Group of AFAs tackles KiwiSaver problems

A group of financial advisers says big banks are using KiwiSaver to line their pockets.

The group wants changes to the way default KiwiSaver schemes operate.

The group is made up of John Cliffe, Phil Ison, Alistair Bean, Rachelle Bland,  Michael Lay, John McLean, John Milner, Tony Walker and John Wood.

The group wants all default funds to be balanced options, to ensure IRD gives default managers the correct tax rates for members, to remove all members in a default fund after 12 months by switching them out, and to introduce a white-labelled government balanced fund for those members.

New default member flows should be stopped to any default provider that did not meet specific engagement and switch-out rates for members and the white-labelled fund should be told to minimise investments in Australian-owned bank securities, the group said.

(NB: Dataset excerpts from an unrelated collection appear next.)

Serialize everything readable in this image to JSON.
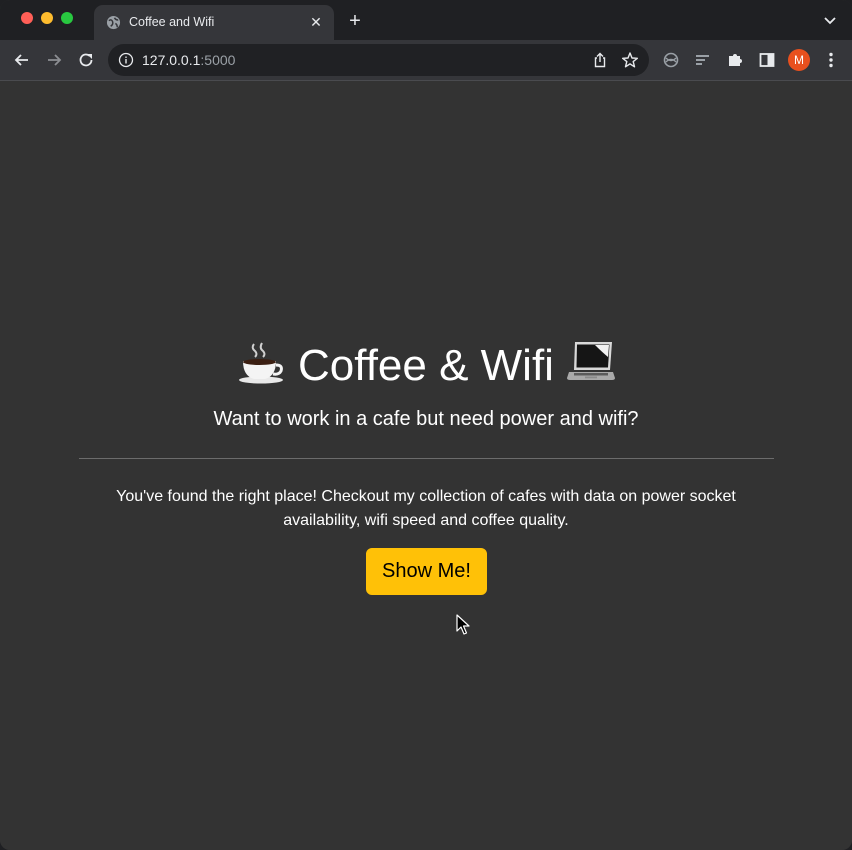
{
  "browser": {
    "tab": {
      "title": "Coffee and Wifi",
      "close": "✕",
      "favicon": "globe-icon"
    },
    "new_tab": "+",
    "address": {
      "host": "127.0.0.1",
      "port": ":5000"
    },
    "profile_initial": "M",
    "colors": {
      "tab_bg": "#35363a",
      "frame_bg": "#1f2023",
      "avatar": "#e8501e"
    }
  },
  "hero": {
    "title": "Coffee & Wifi",
    "title_icons": [
      "coffee-cup-icon",
      "laptop-icon"
    ],
    "lead": "Want to work in a cafe but need power and wifi?",
    "body": "You've found the right place! Checkout my collection of cafes with data on power socket availability, wifi speed and coffee quality.",
    "button_label": "Show Me!",
    "colors": {
      "page_bg": "#333333",
      "button_bg": "#ffc107",
      "text": "#ffffff"
    }
  }
}
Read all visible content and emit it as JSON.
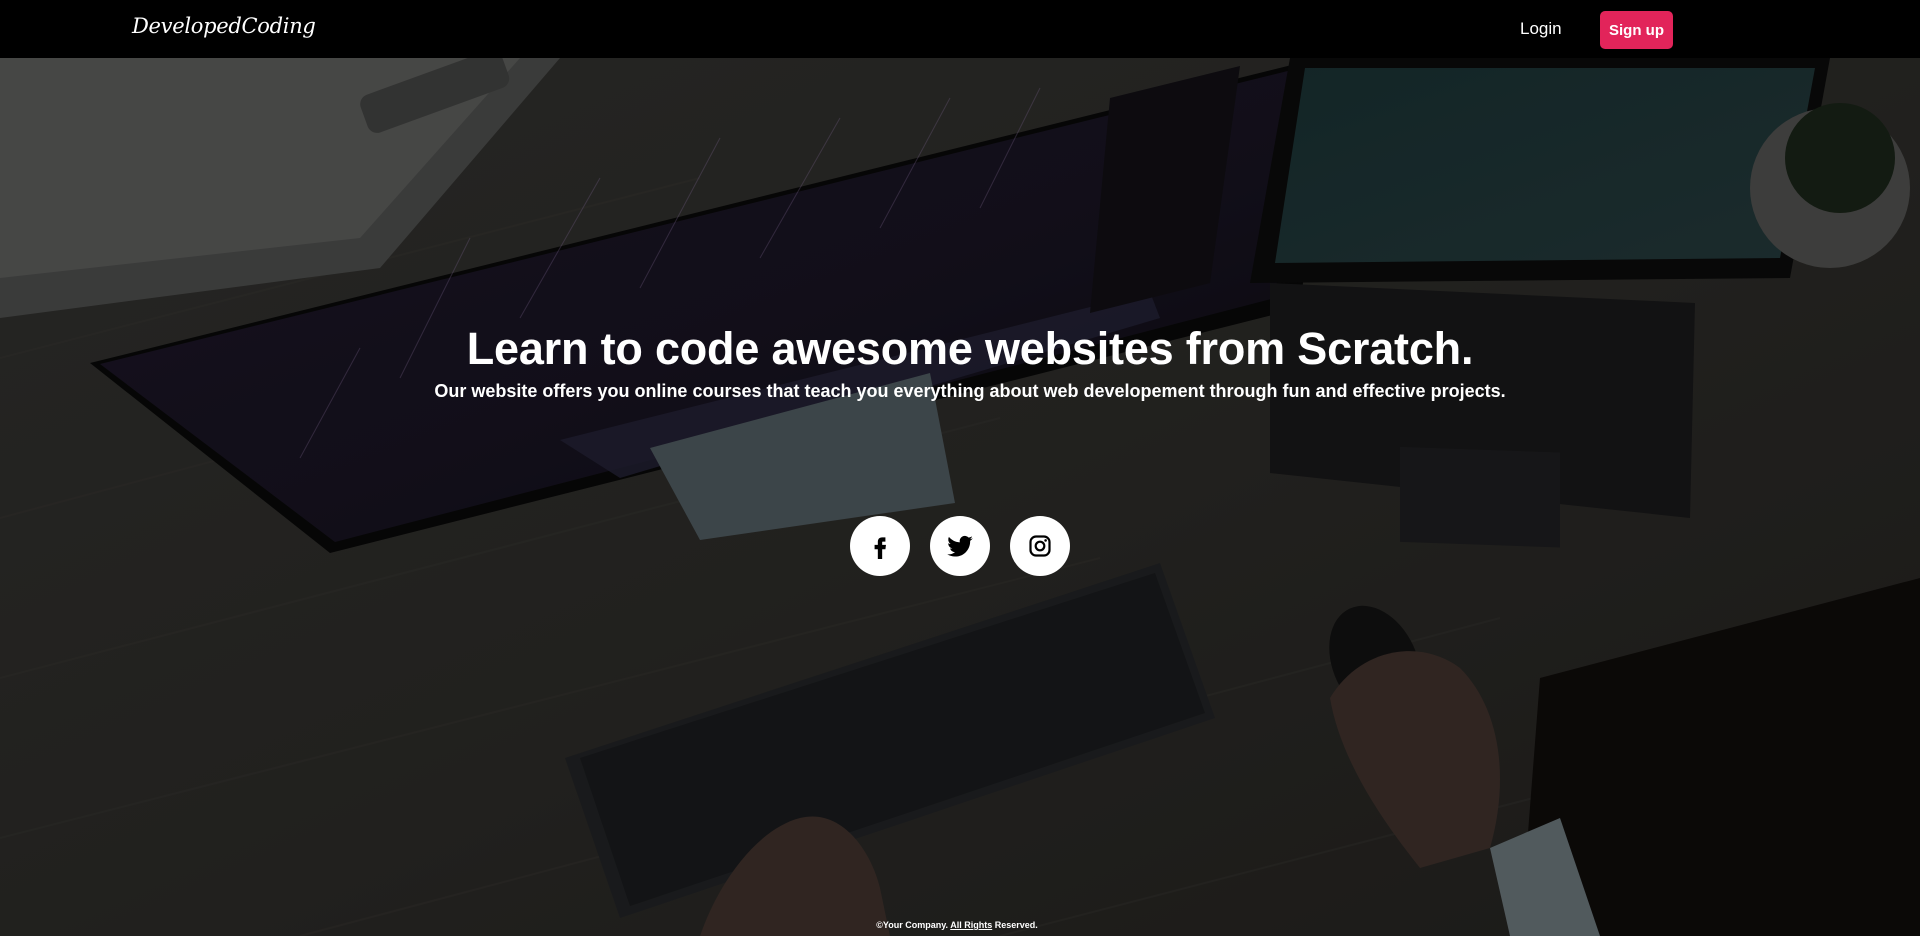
{
  "header": {
    "logo": "DevelopedCoding",
    "login_label": "Login",
    "signup_label": "Sign up",
    "signup_color": "#e2245a"
  },
  "hero": {
    "title": "Learn to code awesome websites from Scratch.",
    "subtitle": "Our website offers you online courses that teach you everything about web developement through fun and effective projects.",
    "background_image": "desk-workspace-photo",
    "socials": [
      {
        "name": "facebook",
        "icon": "facebook-icon"
      },
      {
        "name": "twitter",
        "icon": "twitter-icon"
      },
      {
        "name": "instagram",
        "icon": "instagram-icon"
      }
    ]
  },
  "footer": {
    "prefix": "©Your Company. ",
    "link": "All Rights",
    "suffix": " Reserved."
  }
}
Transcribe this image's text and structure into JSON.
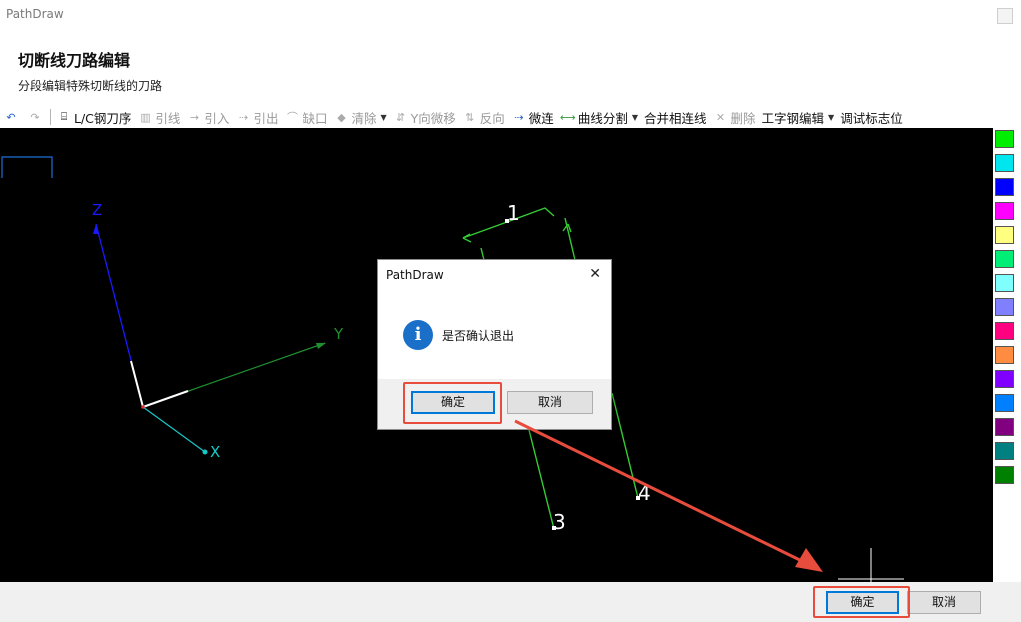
{
  "window": {
    "title": "PathDraw"
  },
  "header": {
    "title": "切断线刀路编辑",
    "subtitle": "分段编辑特殊切断线的刀路"
  },
  "toolbar": {
    "items": [
      {
        "label": "",
        "icon": "undo-icon",
        "enabled": true
      },
      {
        "label": "",
        "icon": "redo-icon",
        "enabled": false
      },
      {
        "label": "L/C钢刀序",
        "icon": "blade-order-icon",
        "enabled": true
      },
      {
        "label": "引线",
        "icon": "lead-line-icon",
        "enabled": false
      },
      {
        "label": "引入",
        "icon": "lead-in-icon",
        "enabled": false
      },
      {
        "label": "引出",
        "icon": "lead-out-icon",
        "enabled": false
      },
      {
        "label": "缺口",
        "icon": "notch-icon",
        "enabled": false
      },
      {
        "label": "清除",
        "icon": "clear-icon",
        "enabled": false,
        "dropdown": true
      },
      {
        "label": "Y向微移",
        "icon": "y-nudge-icon",
        "enabled": false
      },
      {
        "label": "反向",
        "icon": "reverse-icon",
        "enabled": false
      },
      {
        "label": "微连",
        "icon": "micro-joint-icon",
        "enabled": true
      },
      {
        "label": "曲线分割",
        "icon": "curve-split-icon",
        "enabled": true,
        "dropdown": true
      },
      {
        "label": "合并相连线",
        "icon": "",
        "enabled": true
      },
      {
        "label": "删除",
        "icon": "delete-icon",
        "enabled": false
      },
      {
        "label": "工字钢编辑",
        "icon": "",
        "enabled": true,
        "dropdown": true
      },
      {
        "label": "调试标志位",
        "icon": "",
        "enabled": true
      }
    ]
  },
  "canvas": {
    "axes": {
      "z": "Z",
      "y": "Y",
      "x": "X"
    },
    "point_labels": [
      "1",
      "3",
      "4"
    ]
  },
  "palette": {
    "colors": [
      "#00ee00",
      "#00e5ee",
      "#0000ff",
      "#ff00ff",
      "#ffff80",
      "#00ee76",
      "#80ffff",
      "#8080ff",
      "#ff0080",
      "#ff8c40",
      "#8000ff",
      "#0080ff",
      "#800080",
      "#008080",
      "#008000"
    ]
  },
  "footer": {
    "ok_label": "确定",
    "cancel_label": "取消"
  },
  "dialog": {
    "title": "PathDraw",
    "message": "是否确认退出",
    "ok_label": "确定",
    "cancel_label": "取消",
    "icon": "info-icon"
  },
  "annotation": {
    "color": "#e74c3c"
  }
}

Fund managers with conflicts of interest in security selection should be investigated and management fees should be refunded when they were charged for placing and keeping investments in their own issued securities.

The group also wants explicit identification and disclosure of conflicts to members.

It estimates  $1.5 billion of KiwiSaver funds are invested in securities issued by Australian-owned banks and insurance companies.

“The problems with default KiwiSaver funds are systemic and long-standing,” Cliffe said, speaking on behalf of the group.

“They are well-understood, yet little of real substance has been done to resolve them by those involved, including the banks and insurance companies, the Financial Markets Authority, the Reserve Bank of New Zealand or successive governments.” 

He said the government’s decisions to keep default funds conservative rather than balanced has resulted in default members missing out on approximately $830 million over the six years ended March 31, roughly $2.7 million every week.

Many of the lowest-income earning KiwiSaver members are paying tax at the highest possible rate of 28%, when they should have been taxed at 10.5% or 17.5%.

The IRD supplies default KiwiSaver funds with default member account details but not the member’s tax rate, so unless a fund successfully contacts members and gets their tax rate, it is required to deduct tax at 28%, the maximum rate. This problem is likely to have affected the majority of those who have been enrolled in a default KiwiSaver fund.

The group said the real winners in the scheme were Australian-owned banks, which had been able to invest the default funds in their own and each other’s securities.

As at March 2018 this amounted to 31% of the ASB’s default fund, 30% of ANZ, 31% of BNZ, 27% of Westpac and 34% of AMP. If a balanced fund option for default funds was implemented, the exposure to Australian-owned bank securities would decrease by approximately $1 billion. The banks charge KiwiSaver members management fees for investing their funds in this way. 

“The FMA, Government Ministers and others responsible for overseeing KiwiSaver have frequently asserted that better financial literacy education of default investors is required along with better fund manager performance in switching out default members to solve the problem,” Cliffe said. “After a decade of failure with this approach it is time to take action.”